Use it when tcpdump’s text output isn’t enough — long sessions, complex protocols, retransmission analysis.

curl -v — HTTP debugging

curl is the universal HTTP debugger. The -v flag shows everything — DNS, connect, TLS, request/response headers, body.

# Verbose request
curl -v https://example.com

# Show only response headers
curl -I https://example.com

# Time breakdown of each phase
curl -w "@-" -o /dev/null -s https://example.com <<< '
  time_namelookup:  %{time_namelookup}\n
  time_connect:     %{time_connect}\n
  time_appconnect:  %{time_appconnect}\n
  time_starttransfer: %{time_starttransfer}\n
  time_total:       %{time_total}\n'

# Force HTTP/2 or HTTP/1.1
curl -v --http2 https://example.com
curl -v --http1.1 https://example.com

The timing output is gold for “why is this slow?” investigations — it tells us whether the bottleneck is DNS, TCP, TLS, or the server.

openssl s_client — TLS debugging

When HTTPS misbehaves and we need to see the handshake.

# Connect and show cert + handshake
openssl s_client -connect example.com:443 -servername example.com

# Force TLS 1.2 (test compatibility)
openssl s_client -connect example.com:443 -tls1_2

# Check cert expiry
echo | openssl s_client -connect example.com:443 2>/dev/null \
  | openssl x509 -noout -dates

Use it for cert errors, “wrong version of TLS,” or to see the cert chain a server actually serves.

DevTools Network Tab

The browser’s built-in network inspector. Worth its weight in gold for frontend issues.

Waterfall — see request order and timing.
Headers — request/response headers, cookies, cache hits.
Timing — DNS, connection, TLS, TTFB, content download.
Throttling — simulate slow 3G to find slow assets.
Initiator — what triggered each request.

For most “the page is slow” debugging, this is the first stop, not tcpdump.

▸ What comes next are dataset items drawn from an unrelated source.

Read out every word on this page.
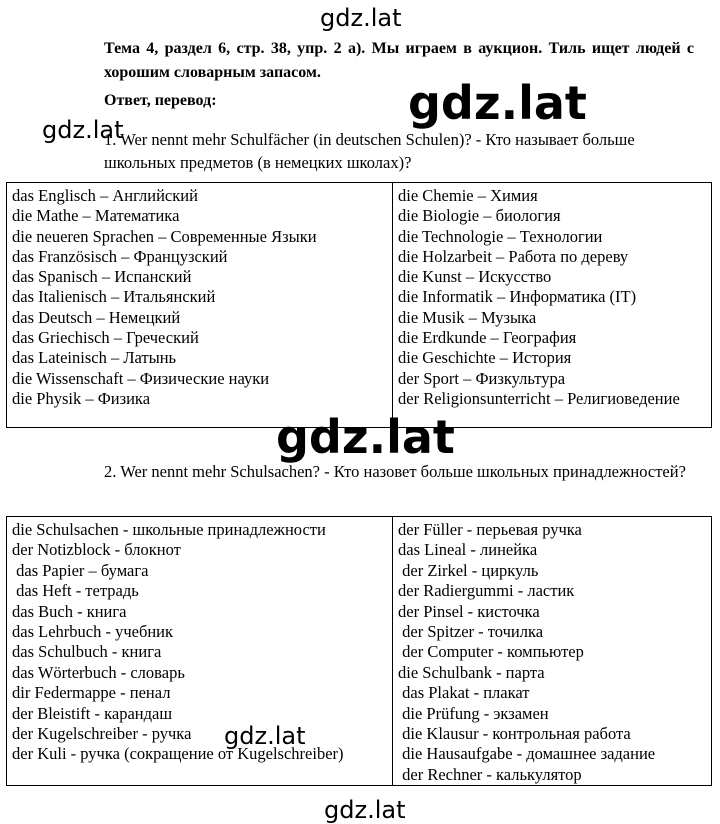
gdz.lat
Тема 4, раздел 6, стр. 38, упр. 2 а). Мы играем в аукцион. Тиль ищет людей с хорошим словарным запасом.
Ответ, перевод:	gdz.lat
gdz.lat
1. Wer nennt mehr Schulfächer (in deutschen Schulen)? - Кто называет больше школьных предметов (в немецких школах)?
das Englisch – Английский
die Mathe – Математика
die neueren Sprachen – Современные Языки
das Französisch – Французский
das Spanisch – Испанский
das Italienisch – Итальянский
das Deutsch – Немецкий
das Griechisch – Греческий
das Lateinisch – Латынь
die Wissenschaft – Физические науки
die Physik – Физика

die Chemie – Химия
die Biologie – биология
die Technologie – Технологии
die Holzarbeit – Работа по дереву
die Kunst – Искусство
die Informatik – Информатика (IT)
die Musik – Музыка
die Erdkunde – География
die Geschichte – История
der Sport – Физкультура
der Religionsunterricht – Религиоведение
gdz.lat
2. Wer nennt mehr Schulsachen? - Кто назовет больше школьных принадлежностей?
die Schulsachen - школьные принадлежности
der Notizblock - блокнот
das Papier – бумага
das Heft - тетрадь
das Buch - книга
das Lehrbuch - учебник
das Schulbuch - книга
das Wörterbuch - словарь
dir Federmappe - пенал
der Bleistift - карандаш
der Kugelschreiber - ручка
der Kuli - ручка (сокращение от Kugelschreiber)

der Füller - перьевая ручка
das Lineal - линейка
der Zirkel - циркуль
der Radiergummi - ластик
der Pinsel - кисточка
der Spitzer - точилка
der Computer - компьютер
die Schulbank - парта
das Plakat - плакат
die Prüfung - экзамен
die Klausur - контрольная работа
die Hausaufgabe - домашнее задание
der Rechner - калькулятор
gdz.lat
gdz.lat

Quick Cheat Sheet — Symptom to Tool

"Can I reach the host?"          ping, mtr
"Where's the path slow?"          mtr, traceroute
"DNS not resolving?"              dig, nslookup
"Is my service listening?"        ss -tlnp, lsof -i
"Port already in use?"            lsof -i :PORT
"Are packets going out?"          tcpdump
"What's the HTTP response?"       curl -v
"TLS / cert problem?"             openssl s_client
"Page slow in the browser?"       DevTools Network tab
"Need to deeply analyze pcap?"    Wireshark

Interview Tip

Interviewers love asking “the API is slow / unreachable, walk me through how you’d debug it.” A strong answer goes top-down: DevTools / curl → DNS (dig) → ping/mtr → ss / lsof on the server → tcpdump if needed. Knowing which tool answers which question shows real ops experience.